FRANCESCA CAFERRI , la Repubblica 30/10/2010, 30 ottobre 2010
YEMEN, L´ULTIMA FRONTIERA DEL TERRORE
Uno dei suoi ultimi viaggi prima di essere nominato comandante delle truppe internazionali in Afghanistan, il generale americano David Petraeus lo aveva fatto a Sana´a. Fra le torri merlate della medina più intatta dell´intera penisola arabica, il militare a cui Barack Obama ha affidato la più difficile delle missioni, aveva portato un messaggio chiaro al presidente Abdullah Saleh, l´uomo che dal 1978 governa con il doppiopetto e il pugno di ferro prima lo Yemen del Nord, poi l´intero Paese: gli Stati Uniti sono al vostro fianco, ma lo Yemen deve fare la sua parte nella lotta al terrorismo. La risposta di Saleh deve essere stata soddisfacente: gli aiuti militari americani a Sana´a sono più che raddoppiati in pochi mesi.
Petraeus, e con lui Obama, avevano visto bene. Per gli analisti lo Yemen è, insieme all´instabile Pakistan, la minaccia più grave alla sicurezza nazionale americana: più dello stesso Afghanistan, dove pure sono concentrate le telecamere di mezzo mondo.
Quanto l´analisi questa analisi sia corretta lo ha dimostrato un anno fa un militare americano: quel maggiore Malik Hasan, che lo scorso novembre uccise 13 persone nella base di Fort Hood in Texas. Come due degli attentatori dell´11 settembre, Hasan si era formato ascoltando i sermoni di quello che colui che in pochi mesi è salito in testa alla classifica degli incubi degli esperti anti-terrorismo americani. Anwar al-Awlaki, 39 anni, nato a Las Cruces, New Mexico, cittadino americano e yemenita. Grazie alla sua perfetta conoscenza dell´arabo ma soprattutto dell´inglese, Awlaki è diventato in pochi anni il predicatore jihadista più popolare della rete: i suoi video sono stati scaricati migliaia di volte in tutto il mondo e sono ricomparsi ogni volta che le autorità americane hanno cercato di farli sparire.
Ad Awlaki si è richiamato anche l´uomo che dieci mesi fa ha tentato ancora una volta di portare il terrore non soltanto sul suolo americano. Abdul Farouk Abdulmutallab, 23 anni, nigeriano, figlio della borghesia bene e educato nelle scuole occidentali, aveva ricevuto in Yemen l´esplosivo con cui, il giorno di Natale del 2009, tentò invano di far saltare in aria il volo delta Amsterdam-Detroit. Abdulmutallab fu catturato: difficilmente tornerà a vedere la luce al di fuori di un carcere americano. Ma l´ombra che ha fatto apparire alle sue spalle è ben più minacciosa: da mesi i droni americani danno la caccia ad Awlaki fra le montagne dello Yemen, senza riuscire ad ucciderlo. Lo sheik è considerato tanto pericolo che, per la prima volta, Obama ha ufficialmente diramato su di lui un ordine di assassinio mirato.
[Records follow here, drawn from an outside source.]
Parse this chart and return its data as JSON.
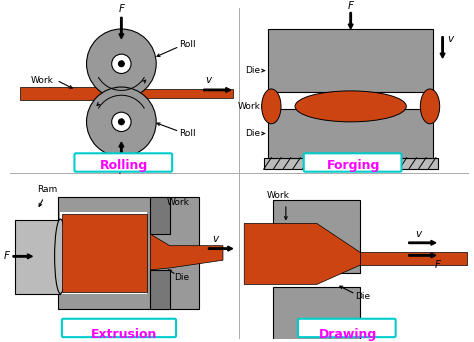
{
  "background_color": "#ffffff",
  "gray_color": "#999999",
  "dark_gray": "#777777",
  "light_gray": "#bbbbbb",
  "orange_color": "#cc4411",
  "cyan_border": "#00cccc",
  "magenta_text": "#ff00ff",
  "fs": 6.5,
  "labels": {
    "rolling": "Rolling",
    "forging": "Forging",
    "extrusion": "Extrusion",
    "drawing": "Drawing"
  }
}
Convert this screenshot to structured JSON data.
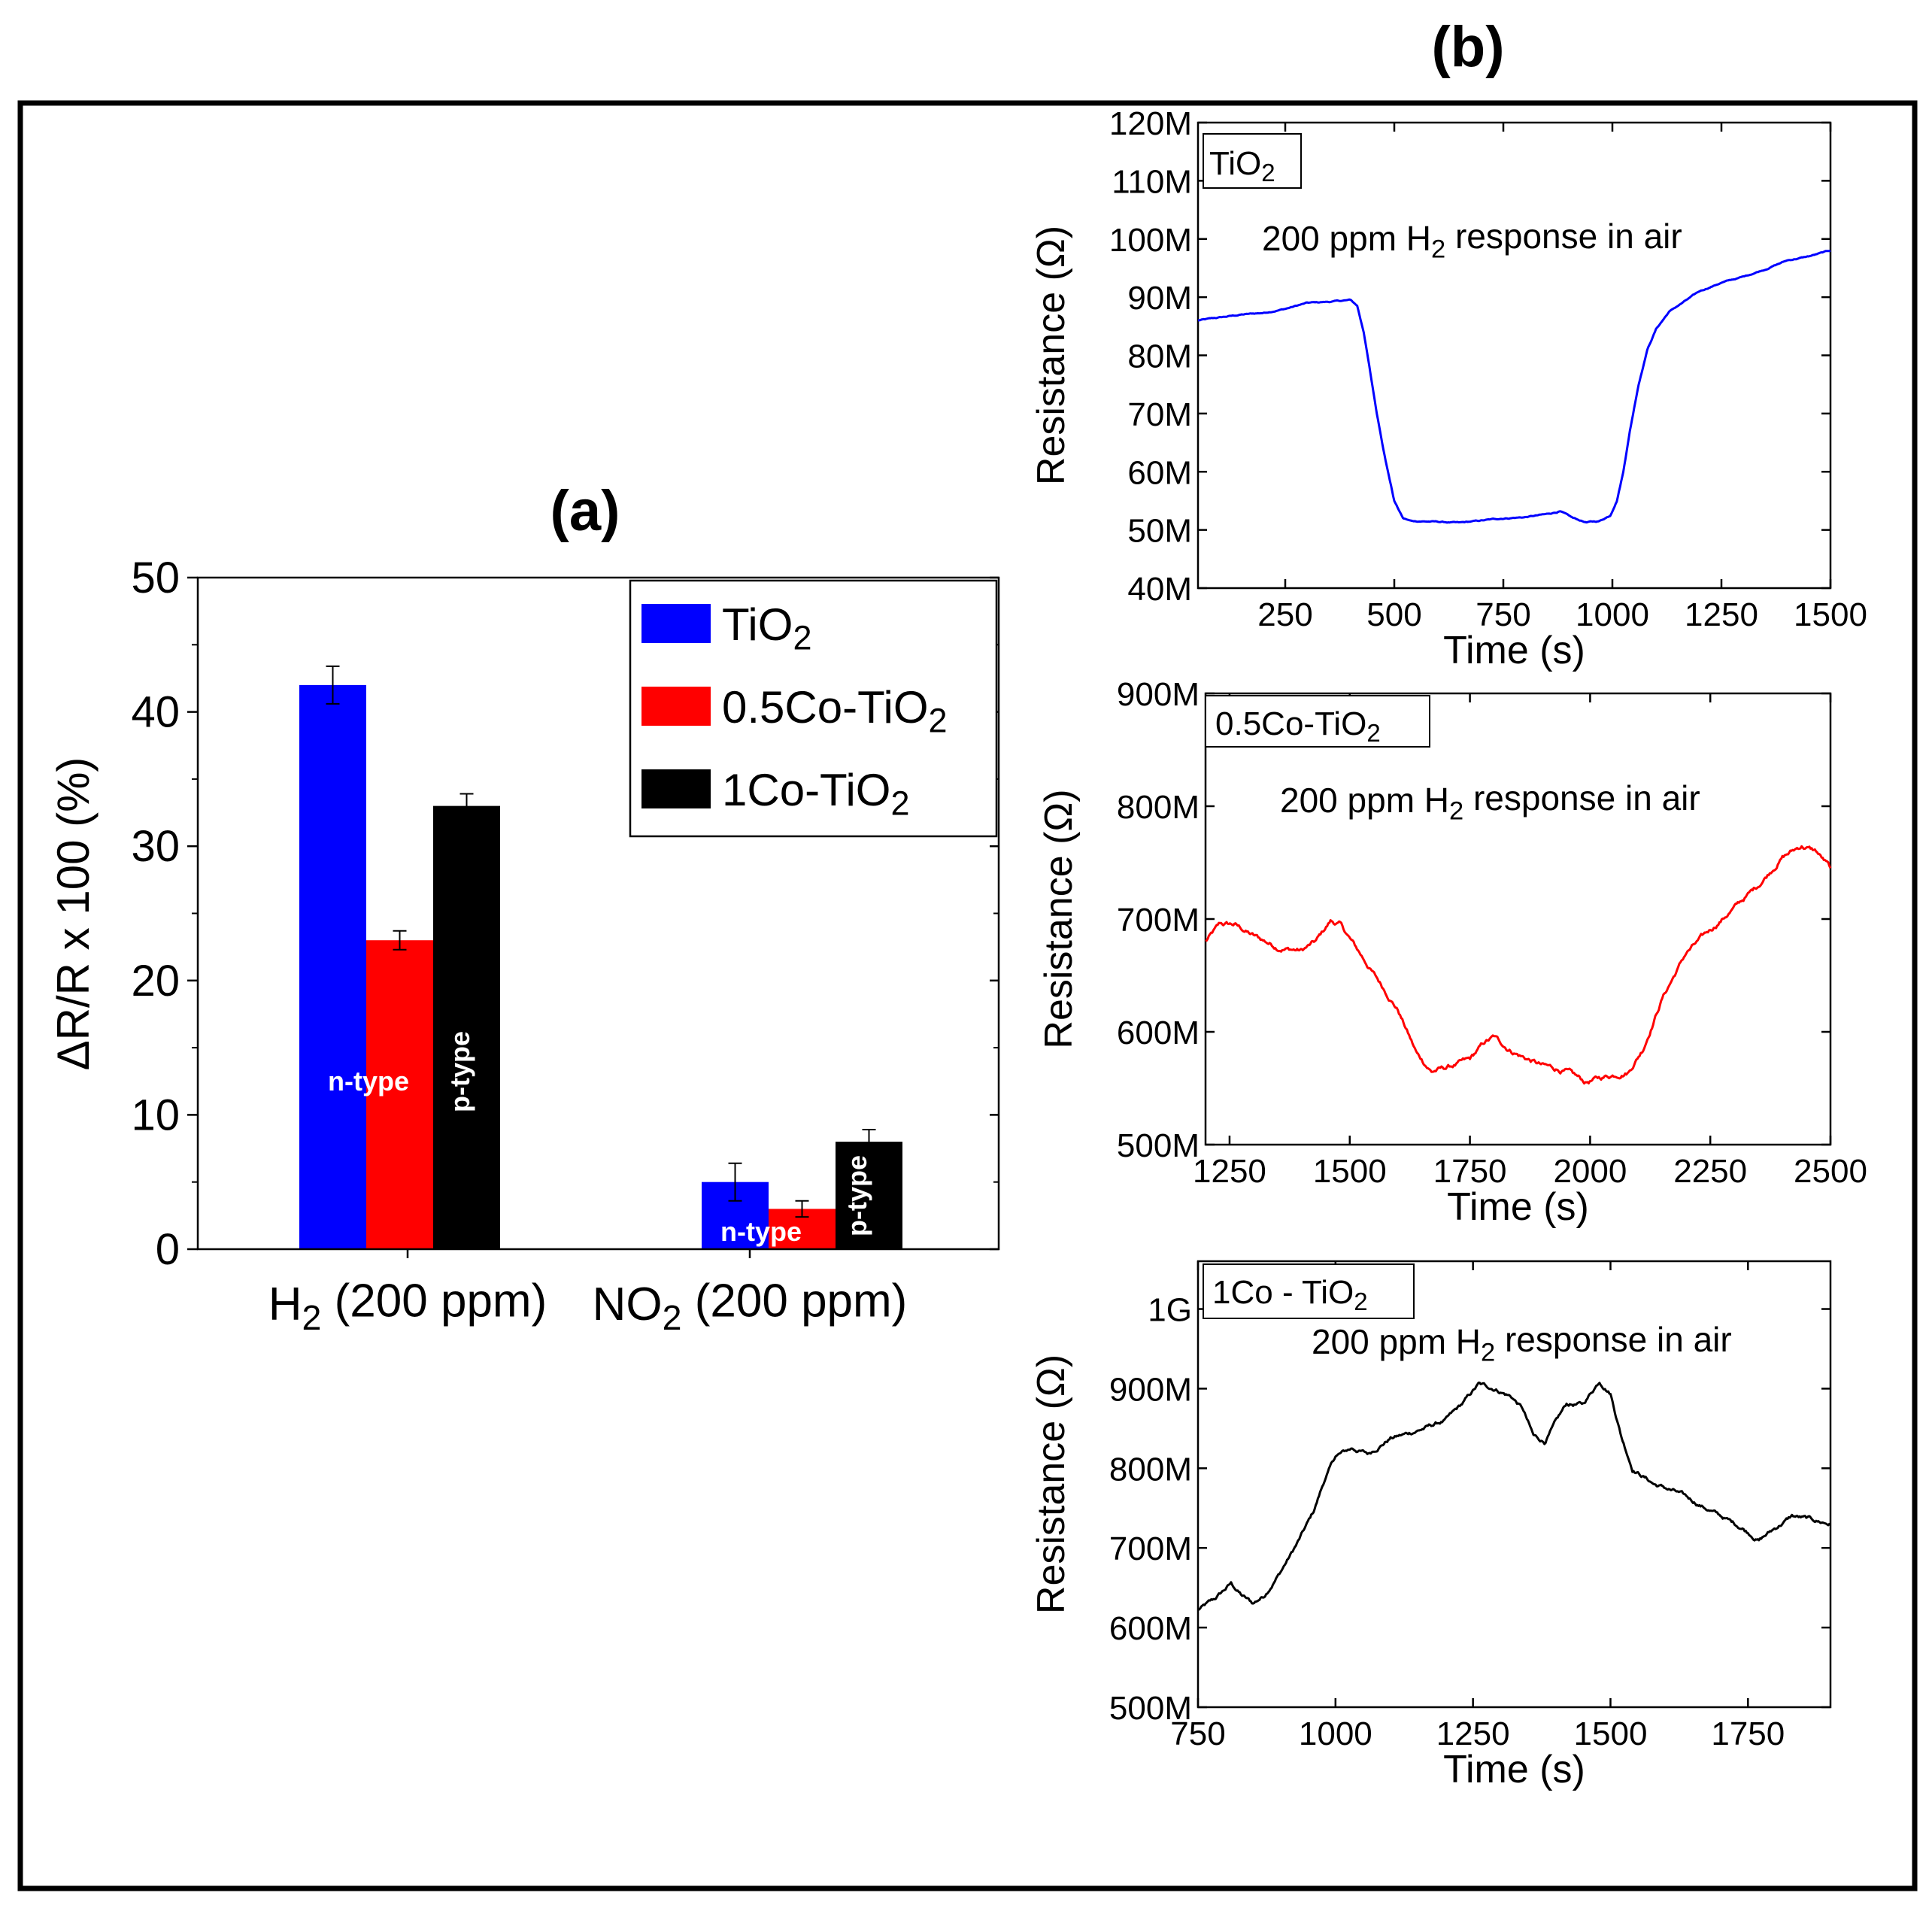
{
  "figure": {
    "panel_a_label": "(a)",
    "panel_b_label": "(b)"
  },
  "chart_data": [
    {
      "id": "a",
      "type": "bar",
      "title": "(a)",
      "ylabel": "ΔR/R x 100 (%)",
      "xlabel": "",
      "ylim": [
        0,
        50
      ],
      "yticks": [
        0,
        10,
        20,
        30,
        40,
        50
      ],
      "categories": [
        {
          "base": "H",
          "sub": "2",
          "rest": " (200 ppm)"
        },
        {
          "base": "NO",
          "sub": "2",
          "rest": " (200 ppm)"
        }
      ],
      "legend_position": "top-right",
      "series": [
        {
          "name": "TiO2",
          "label_base": "TiO",
          "label_sub": "2",
          "color": "#0000ff",
          "values": [
            42,
            5
          ],
          "errors": [
            1.4,
            1.4
          ]
        },
        {
          "name": "0.5Co-TiO2",
          "label_base": "0.5Co-TiO",
          "label_sub": "2",
          "color": "#ff0000",
          "values": [
            23,
            3
          ],
          "errors": [
            0.7,
            0.6
          ]
        },
        {
          "name": "1Co-TiO2",
          "label_base": "1Co-TiO",
          "label_sub": "2",
          "color": "#000000",
          "values": [
            33,
            8
          ],
          "errors": [
            0.9,
            0.9
          ]
        }
      ],
      "annotations": {
        "h2_n": "n-type",
        "h2_p": "p-type",
        "no2_n": "n-type",
        "no2_p": "p-type"
      }
    },
    {
      "id": "b1",
      "type": "line",
      "xlabel": "Time (s)",
      "ylabel": "Resistance (Ω)",
      "xlim": [
        50,
        1500
      ],
      "ylim": [
        40,
        120
      ],
      "xticks": [
        250,
        500,
        750,
        1000,
        1250,
        1500
      ],
      "yticks": [
        40,
        50,
        60,
        70,
        80,
        90,
        100,
        110,
        120
      ],
      "yticklabels": [
        "40M",
        "50M",
        "60M",
        "70M",
        "80M",
        "90M",
        "100M",
        "110M",
        "120M"
      ],
      "sample_base": "TiO",
      "sample_sub": "2",
      "note": {
        "pre": "200 ppm H",
        "sub": "2",
        "post": " response in air"
      },
      "color": "#0000ff",
      "noise": 0.15,
      "series": {
        "x": [
          50,
          100,
          150,
          200,
          250,
          300,
          350,
          400,
          415,
          430,
          445,
          460,
          480,
          500,
          520,
          540,
          560,
          600,
          650,
          700,
          750,
          800,
          850,
          880,
          910,
          940,
          970,
          995,
          1010,
          1025,
          1040,
          1060,
          1080,
          1100,
          1130,
          1170,
          1200,
          1250,
          1300,
          1350,
          1400,
          1450,
          1500
        ],
        "y": [
          86,
          86.5,
          87,
          87.3,
          88,
          89,
          89.2,
          89.5,
          88.5,
          84,
          77,
          70,
          62,
          55,
          52,
          51.5,
          51.5,
          51.4,
          51.2,
          51.6,
          52,
          52.2,
          52.7,
          53.2,
          52,
          51.3,
          51.5,
          52.5,
          55,
          60,
          67,
          75,
          81,
          84.5,
          87.5,
          89.5,
          91,
          92.5,
          93.5,
          94.8,
          96.3,
          97,
          98
        ]
      }
    },
    {
      "id": "b2",
      "type": "line",
      "xlabel": "Time (s)",
      "ylabel": "Resistance (Ω)",
      "xlim": [
        1200,
        2500
      ],
      "ylim": [
        500,
        900
      ],
      "xticks": [
        1250,
        1500,
        1750,
        2000,
        2250,
        2500
      ],
      "yticks": [
        500,
        600,
        700,
        800,
        900
      ],
      "yticklabels": [
        "500M",
        "600M",
        "700M",
        "800M",
        "900M"
      ],
      "sample_base": "0.5Co-TiO",
      "sample_sub": "2",
      "note": {
        "pre": "200 ppm H",
        "sub": "2",
        "post": " response in air"
      },
      "color": "#ff0000",
      "noise": 3.5,
      "series": {
        "x": [
          1200,
          1230,
          1260,
          1300,
          1350,
          1400,
          1430,
          1460,
          1480,
          1520,
          1560,
          1600,
          1640,
          1670,
          1700,
          1750,
          1780,
          1800,
          1830,
          1860,
          1900,
          1950,
          1990,
          2030,
          2080,
          2110,
          2150,
          2200,
          2250,
          2300,
          2350,
          2400,
          2440,
          2470,
          2500
        ],
        "y": [
          680,
          695,
          695,
          685,
          675,
          672,
          680,
          698,
          695,
          670,
          645,
          620,
          580,
          565,
          568,
          575,
          590,
          595,
          585,
          578,
          570,
          565,
          555,
          560,
          565,
          585,
          630,
          670,
          690,
          710,
          730,
          755,
          765,
          760,
          745
        ]
      }
    },
    {
      "id": "b3",
      "type": "line",
      "xlabel": "Time (s)",
      "ylabel": "Resistance (Ω)",
      "xlim": [
        750,
        1900
      ],
      "ylim": [
        500,
        1060
      ],
      "xticks": [
        750,
        1000,
        1250,
        1500,
        1750
      ],
      "yticks": [
        500,
        600,
        700,
        800,
        900,
        1000
      ],
      "yticklabels": [
        "500M",
        "600M",
        "700M",
        "800M",
        "900M",
        "1G"
      ],
      "sample_base": "1Co - TiO",
      "sample_sub": "2",
      "note": {
        "pre": "200 ppm H",
        "sub": "2",
        "post": " response in air"
      },
      "color": "#000000",
      "noise": 4,
      "series": {
        "x": [
          750,
          780,
          810,
          830,
          850,
          870,
          900,
          930,
          960,
          980,
          1000,
          1030,
          1060,
          1100,
          1130,
          1160,
          1200,
          1230,
          1260,
          1290,
          1320,
          1340,
          1360,
          1380,
          1420,
          1450,
          1480,
          1500,
          1520,
          1540,
          1580,
          1620,
          1660,
          1700,
          1740,
          1770,
          1800,
          1830,
          1860,
          1900
        ],
        "y": [
          622,
          635,
          655,
          640,
          630,
          640,
          670,
          705,
          745,
          785,
          815,
          825,
          818,
          838,
          843,
          850,
          860,
          880,
          905,
          900,
          890,
          875,
          840,
          833,
          880,
          880,
          910,
          895,
          840,
          800,
          780,
          770,
          755,
          740,
          725,
          710,
          725,
          740,
          736,
          730
        ]
      }
    }
  ]
}
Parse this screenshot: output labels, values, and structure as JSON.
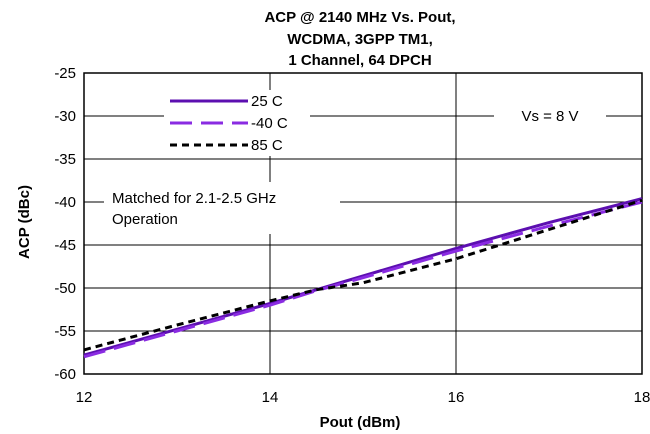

Awlaki da mesi sembra scomparso nel nulla: niente più video, niente più messaggi. Ma i segnali di allarme da Sana´a si moltiplicano invece che diminuire: l´assassinio mirato di alcuni importanti funzionari di polizia impegnati nella caccia ad Al Qaeda, eliminati uno a uno. Un crescendo di attacchi contro l´esercito. E infine, qualche settimana fa, il doppio attentato contro il compound di una ditta austriaca nella capitale e contro l´auto dell´ambasciatore britannico, già finito nel mirino lo scorso anno. Nell´attacco morì un francese: avrebbe potuto essere una strage di proporzioni ben maggiori.
È stato in seguito a questi episodi che Saleh si è deciso a lanciare la grande operazione militare contro Al Qaeda che da mesi gli americani chiedevano. Da qualche giorno i suoi uomini stanno attaccando senza tregua presunte basi di estremisti nella zona di Shabwa, dove si nasconderebbe Awlaki. Poche ore prima degli ultimi allarmi era arrivato il primo, importante risultato. Uno degli sheik alla testa dei guerriglieri si era consegnato ai militari: i vertici yemeniti hanno immediatamente cantato vittoria. Troppo presto: il pericolo, senza che loro potessero saperlo, era nascosto nei pacchi Ups che da lì a poche ore avrebbero lasciato Sana´a per portare, ancora una volta, il terrore firmato Yemen in Occidente.